Usages de l’art et arts de l’usage (2/2) – postures et pratiques
Compte tenu, d’une part, du contexte écologique et socio-économique contemporain et, d’autre part, d’un climat théorique artistique favorable, la territorialité de l’art, sa forme de responsabilité éthique ou la question de son efficience technique, au sens de l’analyse de ses effets directs sur les publics ou le monde social, se trouvent assez nettement remises en jeu. Si les concepts d’utilité et d’utilitarisme restent galvaudés et porteurs d’une charge négative, la question de l’usage ne semble pas avoir le même poids sémantique.
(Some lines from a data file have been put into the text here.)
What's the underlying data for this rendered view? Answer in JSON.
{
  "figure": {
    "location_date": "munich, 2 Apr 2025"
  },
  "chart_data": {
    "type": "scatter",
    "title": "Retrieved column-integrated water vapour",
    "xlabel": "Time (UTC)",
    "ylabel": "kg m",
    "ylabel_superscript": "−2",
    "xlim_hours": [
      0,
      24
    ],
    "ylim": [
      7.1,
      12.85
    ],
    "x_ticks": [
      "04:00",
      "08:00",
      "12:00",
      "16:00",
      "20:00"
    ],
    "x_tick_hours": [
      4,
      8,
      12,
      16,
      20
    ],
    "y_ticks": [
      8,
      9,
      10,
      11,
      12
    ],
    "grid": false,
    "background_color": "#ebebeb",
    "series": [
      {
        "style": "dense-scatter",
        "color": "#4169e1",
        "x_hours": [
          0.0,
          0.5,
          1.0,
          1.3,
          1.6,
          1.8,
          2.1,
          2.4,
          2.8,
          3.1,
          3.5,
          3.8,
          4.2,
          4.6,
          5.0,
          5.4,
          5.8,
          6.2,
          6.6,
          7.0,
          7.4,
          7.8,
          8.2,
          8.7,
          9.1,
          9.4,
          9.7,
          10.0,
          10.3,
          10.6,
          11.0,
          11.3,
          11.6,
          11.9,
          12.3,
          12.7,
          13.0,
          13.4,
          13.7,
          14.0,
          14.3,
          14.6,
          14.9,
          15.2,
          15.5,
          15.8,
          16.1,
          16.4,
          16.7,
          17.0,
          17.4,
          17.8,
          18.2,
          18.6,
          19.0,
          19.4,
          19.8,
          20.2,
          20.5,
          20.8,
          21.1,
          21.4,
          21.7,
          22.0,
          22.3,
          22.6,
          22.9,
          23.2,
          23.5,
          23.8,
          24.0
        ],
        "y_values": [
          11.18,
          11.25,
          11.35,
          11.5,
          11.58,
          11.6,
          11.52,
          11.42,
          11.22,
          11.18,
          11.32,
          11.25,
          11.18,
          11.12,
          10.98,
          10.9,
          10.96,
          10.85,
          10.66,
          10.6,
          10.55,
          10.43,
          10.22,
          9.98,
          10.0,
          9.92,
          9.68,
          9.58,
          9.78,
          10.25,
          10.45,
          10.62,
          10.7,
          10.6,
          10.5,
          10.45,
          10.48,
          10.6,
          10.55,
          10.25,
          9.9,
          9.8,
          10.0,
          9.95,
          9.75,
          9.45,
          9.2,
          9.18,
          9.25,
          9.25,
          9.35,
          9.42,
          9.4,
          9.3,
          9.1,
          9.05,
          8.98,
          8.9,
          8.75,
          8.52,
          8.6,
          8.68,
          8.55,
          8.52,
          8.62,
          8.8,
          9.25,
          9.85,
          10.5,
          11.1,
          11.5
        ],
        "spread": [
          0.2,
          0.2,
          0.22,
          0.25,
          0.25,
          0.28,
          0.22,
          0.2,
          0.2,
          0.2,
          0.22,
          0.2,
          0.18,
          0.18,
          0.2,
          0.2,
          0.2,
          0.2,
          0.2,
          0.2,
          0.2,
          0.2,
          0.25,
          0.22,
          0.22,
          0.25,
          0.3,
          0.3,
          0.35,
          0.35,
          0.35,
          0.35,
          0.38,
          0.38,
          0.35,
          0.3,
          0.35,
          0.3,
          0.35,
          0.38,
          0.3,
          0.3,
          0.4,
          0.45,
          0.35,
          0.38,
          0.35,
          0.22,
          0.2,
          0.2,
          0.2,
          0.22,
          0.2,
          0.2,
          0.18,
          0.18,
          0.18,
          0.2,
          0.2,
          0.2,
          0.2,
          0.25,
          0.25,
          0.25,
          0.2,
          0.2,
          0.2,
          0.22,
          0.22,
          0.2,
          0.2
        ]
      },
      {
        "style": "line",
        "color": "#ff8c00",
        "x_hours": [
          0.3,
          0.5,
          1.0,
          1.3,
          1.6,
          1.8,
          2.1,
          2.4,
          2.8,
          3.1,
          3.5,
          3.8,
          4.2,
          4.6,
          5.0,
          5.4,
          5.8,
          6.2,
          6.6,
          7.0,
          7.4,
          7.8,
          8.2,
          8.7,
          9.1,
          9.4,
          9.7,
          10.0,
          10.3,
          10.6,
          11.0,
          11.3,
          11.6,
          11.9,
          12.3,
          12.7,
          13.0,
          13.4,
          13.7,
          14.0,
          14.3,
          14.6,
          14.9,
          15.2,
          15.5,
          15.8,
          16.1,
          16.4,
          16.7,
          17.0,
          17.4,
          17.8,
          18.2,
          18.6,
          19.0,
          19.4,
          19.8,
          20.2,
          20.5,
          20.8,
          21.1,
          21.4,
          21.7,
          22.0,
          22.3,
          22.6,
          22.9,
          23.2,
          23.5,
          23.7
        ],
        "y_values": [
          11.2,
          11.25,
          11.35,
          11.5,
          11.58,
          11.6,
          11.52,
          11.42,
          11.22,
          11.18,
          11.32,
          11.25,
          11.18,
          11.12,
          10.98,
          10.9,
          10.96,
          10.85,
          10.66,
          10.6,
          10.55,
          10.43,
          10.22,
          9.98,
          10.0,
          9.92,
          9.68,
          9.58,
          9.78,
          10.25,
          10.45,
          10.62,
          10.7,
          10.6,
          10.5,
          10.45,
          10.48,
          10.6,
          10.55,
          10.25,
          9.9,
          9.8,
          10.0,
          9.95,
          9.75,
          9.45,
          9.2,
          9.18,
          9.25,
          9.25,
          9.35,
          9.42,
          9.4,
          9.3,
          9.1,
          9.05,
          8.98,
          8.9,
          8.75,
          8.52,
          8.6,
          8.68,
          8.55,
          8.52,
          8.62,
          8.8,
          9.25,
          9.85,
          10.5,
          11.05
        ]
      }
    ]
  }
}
L’usage est d’ailleurs assez réfléchi dans les centres d’arts contemporains labellisés qui mettent ce vocable en avant : La Criée est « un lieu où s’inventent et se réfléchissent les formes artistiques d’aujourd’hui et de demain, ainsi que les usages de ces formes » ; « de la création d’œuvres in situ permettant d’habiter le lieu à l’implication de groupes d’amateur·rices, le CAC Brétigny a toujours affirmé sa singularité par une attention particulière à celles et ceux qui le peuplent et le construisent. Le CAC Brétigny développe ainsi une structure et une programmation qui font des artistes et des publics de véritables usager·ères » ; la directrice du centre d’art contemporain d’intérêt national Triangle – Astérides (Marseille), Victorine Grataloup, est « convaincue que les rapports au public, la nature même des liens sociaux auxquels artistes et praticien·nes de l’art contribuent doivent se transformer. C’est un travail qui incombe aux institutions, et à ce titre [elle] appelle de [s]es vœux un centre d’art qui sache se déplacer en dehors du champ de l’art pour apprendre d’autres structures, de leurs rapports à leurs usager·es ».
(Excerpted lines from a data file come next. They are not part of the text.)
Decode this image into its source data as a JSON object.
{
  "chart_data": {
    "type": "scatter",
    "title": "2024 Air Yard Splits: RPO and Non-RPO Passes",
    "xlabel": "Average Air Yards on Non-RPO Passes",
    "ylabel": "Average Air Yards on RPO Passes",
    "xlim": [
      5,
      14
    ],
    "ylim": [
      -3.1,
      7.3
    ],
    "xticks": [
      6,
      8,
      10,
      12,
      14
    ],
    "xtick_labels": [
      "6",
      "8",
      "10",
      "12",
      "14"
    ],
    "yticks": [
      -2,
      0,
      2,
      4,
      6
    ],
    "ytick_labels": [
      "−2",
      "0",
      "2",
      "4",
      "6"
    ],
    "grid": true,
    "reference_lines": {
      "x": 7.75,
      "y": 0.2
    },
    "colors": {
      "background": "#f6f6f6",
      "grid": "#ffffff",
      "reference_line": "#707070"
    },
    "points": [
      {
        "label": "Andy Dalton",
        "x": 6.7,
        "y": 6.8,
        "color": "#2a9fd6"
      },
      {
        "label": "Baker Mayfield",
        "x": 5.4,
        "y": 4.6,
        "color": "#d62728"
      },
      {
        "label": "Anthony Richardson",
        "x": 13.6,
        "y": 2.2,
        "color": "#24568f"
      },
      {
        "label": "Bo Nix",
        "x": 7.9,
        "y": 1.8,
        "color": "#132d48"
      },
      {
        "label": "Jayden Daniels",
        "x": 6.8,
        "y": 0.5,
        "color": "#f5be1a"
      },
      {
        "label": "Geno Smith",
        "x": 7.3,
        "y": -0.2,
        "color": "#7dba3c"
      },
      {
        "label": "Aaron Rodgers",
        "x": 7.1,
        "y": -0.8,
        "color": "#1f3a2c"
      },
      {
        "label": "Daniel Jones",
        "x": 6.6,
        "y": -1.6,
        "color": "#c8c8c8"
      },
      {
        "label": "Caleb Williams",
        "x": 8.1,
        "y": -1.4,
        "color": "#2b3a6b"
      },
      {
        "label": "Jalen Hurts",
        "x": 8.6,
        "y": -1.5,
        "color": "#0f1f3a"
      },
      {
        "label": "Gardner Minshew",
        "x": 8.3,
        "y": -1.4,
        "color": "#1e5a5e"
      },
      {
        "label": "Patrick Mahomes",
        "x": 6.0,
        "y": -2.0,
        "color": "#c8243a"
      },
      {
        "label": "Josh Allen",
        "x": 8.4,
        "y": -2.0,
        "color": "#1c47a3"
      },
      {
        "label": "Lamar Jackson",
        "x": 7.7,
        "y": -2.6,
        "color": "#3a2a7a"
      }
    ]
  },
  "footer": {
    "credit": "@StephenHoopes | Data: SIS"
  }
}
Usages de l’art contemporain
Les usages de l’art peuvent se déployer au moment du processus de création ou au moment de la diffusion dans un espace d’exposition. On peut évoquer comme modes d’usage des œuvres, sans ordre particulier : un curatoriat militant, qui traite souvent des œuvres comme de médias d’idées, fonctionnant, régulièrement, comme les incarnations plastiques de lectures développées en sciences humaines[1] ; l’introspection et le modelage des imaginaires concernant les bouleversements entraînés par le dérèglement climatique, dans une réflexion brainprint vs footprint[2] ; l’artiste en habits de chercheur·euse et comme producteur·ice de connaissances par l’art de l’enquête ou par le détour de gestes spéculatifs[3] ; des pratiques d’art en commun, héritières de l’esthétique relationnelle de Nicolas Bourriaud et dont le faire ensemble, amplement analysé par Estelle Zhong Mengual, modèlerait les habitus sociaux par l’expérience[4] (dans la continuité de la pensée de John Dewey, dont est aussi héritier Bruno Latour)[5] ; le processus de création négocié comme enceinte partagée, par exemple dans le protocole des Nouveaux commanditaires[6], etc. Sans même évoquer la place des arts dans les processus de pédagogie et d’éducation, depuis Schiller et ses Lettres sur l’éducation esthétique de l’homme aux actuelles priorités gouvernementales autour de l’éducation artistique et culturelle.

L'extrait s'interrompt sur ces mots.